On Tuesday, 15 April 2014 at 17:40:13 UTC, Walter Bright wrote:
On 4/15/2014 10:26 AM, bearophile wrote:
Walter Bright:

That's what @safe is for.

I think those sanitizers (but the integer-related one) are meant to help D
programmers catch bugs in @system code.

I understand that. I've written my own sanitizers in the past and used them heavily. The big advantage of @safe is that it offers a guarantee, sanitizers do not.

Very little, however, of even a hardcore app needs to be @system. What little remains is often @system for performance reasons, where you'd turn off a sanitizer anyway.

To sum up, a sanitizer for D offers little incremental benefit, and has a substantial implementation cost. Such cost would take away from other improvements to D that would be far more valuable.

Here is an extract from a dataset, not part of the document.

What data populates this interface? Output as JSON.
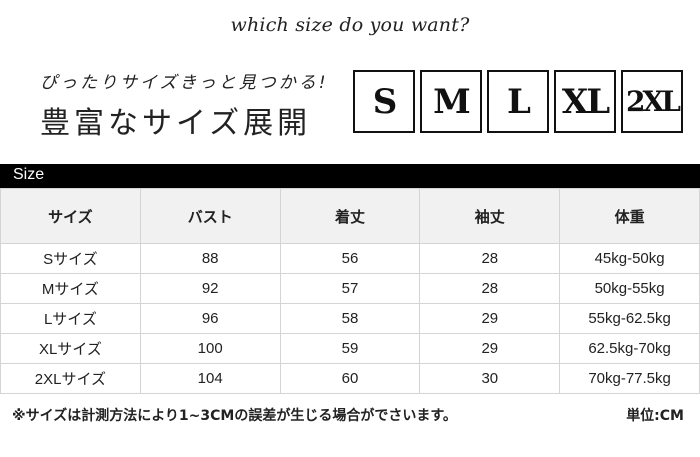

I agree about implementation cost, and I didn't have enough skills to do it. I think @safe just a guide or helper, it doesn't offer a guarantee, because phobos and druntime use a lot of pointer, but less test with them (or didn't release?).

Also we need pointer because many library, kernel of windows/linux/bsd, communication api from outer device is written in c/c++.
Free from pointer is a good dream although it is unrealistic.

Thanks that valgrind can use with d, so it's the only choise now.